The video shows the transit speeded up by four times, followed by the eclipse in real time. The reason for the odd appearance of Phobos is that the Martian moon is only 27 kilometers miles across at its largest dimension. It doesn’t produce enough of its own gravity to reform itself into a spherical shape (that requires a diameter of about 400 to 600 kilometers, depending on the material the astronomical object is made of).
The Mars Perseverance Rover is a pretty fascinating piece of technology. It was launched by NASA on July 30, 2020, and after a seven-month journey through space, it finally touched down on the Martian surface on February 18, 2021. The landing site, Jezero Crater, was chosen because it appears to have been a river delta, aeons ago. The area could even hold some clues about whether life once existed there.

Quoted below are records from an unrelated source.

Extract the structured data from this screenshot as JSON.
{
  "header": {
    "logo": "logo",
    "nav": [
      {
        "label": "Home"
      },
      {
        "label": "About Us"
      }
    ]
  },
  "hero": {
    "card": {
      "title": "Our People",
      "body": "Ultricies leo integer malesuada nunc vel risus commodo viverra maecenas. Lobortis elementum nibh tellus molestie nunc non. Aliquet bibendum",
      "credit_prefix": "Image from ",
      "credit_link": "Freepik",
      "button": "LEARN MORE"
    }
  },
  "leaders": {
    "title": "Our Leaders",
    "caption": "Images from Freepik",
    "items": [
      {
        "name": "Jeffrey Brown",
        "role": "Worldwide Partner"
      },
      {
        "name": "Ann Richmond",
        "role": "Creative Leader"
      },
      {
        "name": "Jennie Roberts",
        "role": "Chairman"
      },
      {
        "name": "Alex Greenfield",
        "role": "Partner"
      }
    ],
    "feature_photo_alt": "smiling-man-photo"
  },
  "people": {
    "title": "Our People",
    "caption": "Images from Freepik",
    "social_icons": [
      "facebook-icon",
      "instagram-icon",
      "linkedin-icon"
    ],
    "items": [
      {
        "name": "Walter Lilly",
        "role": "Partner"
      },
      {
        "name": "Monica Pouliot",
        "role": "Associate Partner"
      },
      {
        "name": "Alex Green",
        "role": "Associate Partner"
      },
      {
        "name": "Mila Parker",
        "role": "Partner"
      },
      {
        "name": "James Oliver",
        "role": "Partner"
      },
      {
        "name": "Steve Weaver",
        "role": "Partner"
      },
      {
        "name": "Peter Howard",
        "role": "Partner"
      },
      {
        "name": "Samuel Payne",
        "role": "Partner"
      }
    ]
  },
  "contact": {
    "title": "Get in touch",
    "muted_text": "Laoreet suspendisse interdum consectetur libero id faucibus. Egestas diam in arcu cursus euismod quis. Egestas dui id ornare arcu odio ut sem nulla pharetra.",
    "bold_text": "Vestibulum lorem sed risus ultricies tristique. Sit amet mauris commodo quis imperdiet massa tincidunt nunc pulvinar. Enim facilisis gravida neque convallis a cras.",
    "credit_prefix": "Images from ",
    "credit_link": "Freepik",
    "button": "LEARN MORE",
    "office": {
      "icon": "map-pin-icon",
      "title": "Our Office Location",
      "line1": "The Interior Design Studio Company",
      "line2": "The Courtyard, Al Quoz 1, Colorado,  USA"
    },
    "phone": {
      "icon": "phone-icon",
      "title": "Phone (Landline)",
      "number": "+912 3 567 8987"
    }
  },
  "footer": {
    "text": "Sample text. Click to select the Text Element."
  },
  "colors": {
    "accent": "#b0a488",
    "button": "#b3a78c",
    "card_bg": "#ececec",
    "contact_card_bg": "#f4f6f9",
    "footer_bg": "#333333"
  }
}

Perseverance’s main mission is to search for signs that Mars was once habitable, especially for microorganisms. To do this, it’s equipped with an array of scientific tools—cameras, spectrometers, drills, and even ground-penetrating radar. If you look at its robotic arm, you’ll see instruments like SHERLOC (short for Scanning Habitable Environments with Raman & Luminescence for Organics and Chemicals). SHERLOC’s job is to look closely at rocks and soil, basically scanning them to see if they contain organic materials—potential building blocks of life.
Unlike previous rovers, Perseverance has the ability to drill into rocks and store them in small, airtight tubes. The idea is that these tubes will be left on the Martian surface for a future mission to pick up and eventually bring back to Earth. It sounds like sci-fi, but scientists are excited about what we could learn from analyzing these samples here at home.
The MOXIE device aboard the rover is an experiment to see if we can produce oxygen from Mars’ carbon dioxide-rich atmosphere. If it works, this technology could one day be scaled up to help provide oxygen for astronauts—or even for rocket fuel.
Then there’s Ingenuity, the little autonomous helicopter that Perseverence took with it on its interplanetary road trip. Initially, all they wanted out of it was to see if powered flight was even possible in the thin atmosphere of Mars. The atmosphere on Mars is only about 1% the density of Earth’s so It’s hard to fly anything there, but it did actually work. Since then, Ingenuity has gone on multiple flights and has even scouted ahead for Perseverance, helping to choose the best paths forward and highlighting interesting spots to investigate.
Perseverance is also sending back amazing photos—not just regular snapshots, but panoramic views of Martian landscapes and even close-up shots of rock formations that look like they belong in a sci-fi movie. It’s also got microphones on board, which means we can actually hear the Martian wind.
Unsurprisingly, it sounds about like you’d expect.
Looking ahead, Perseverance will keep exploring Jezero Crater, gathering more rock samples, and probing areas that look like they might have had water. Some of the rocks it’s drilled into already suggest the presence of minerals that form in wet environments, which adds to the evidence that Mars once had the conditions necessary for life—at least microbial life.
The real importance of Perseverance is not just what it’s doing now; it’s paving the way for future missions. One day, scientists hope to get those samples back to Earth. If all goes according to plan, a joint NASA and European Space Agency mission could bring them back in the 2030s. Imagine actually holding a piece of Mars and studying it directly—it could answer some of the biggest questions we have about our planetary neighbor.
For now, Perseverance keeps exploring, drilling, and listening to the alien wind sweep across the Martian surface. What Perseverance is doing could be the first chapter in humanity’s story of settling another planet—not just exploring it from afar, but actually understanding it in ways we never could before.
And sometimes—just for the heck of it—it, too, looks up into the night sky to see what wonders there might be.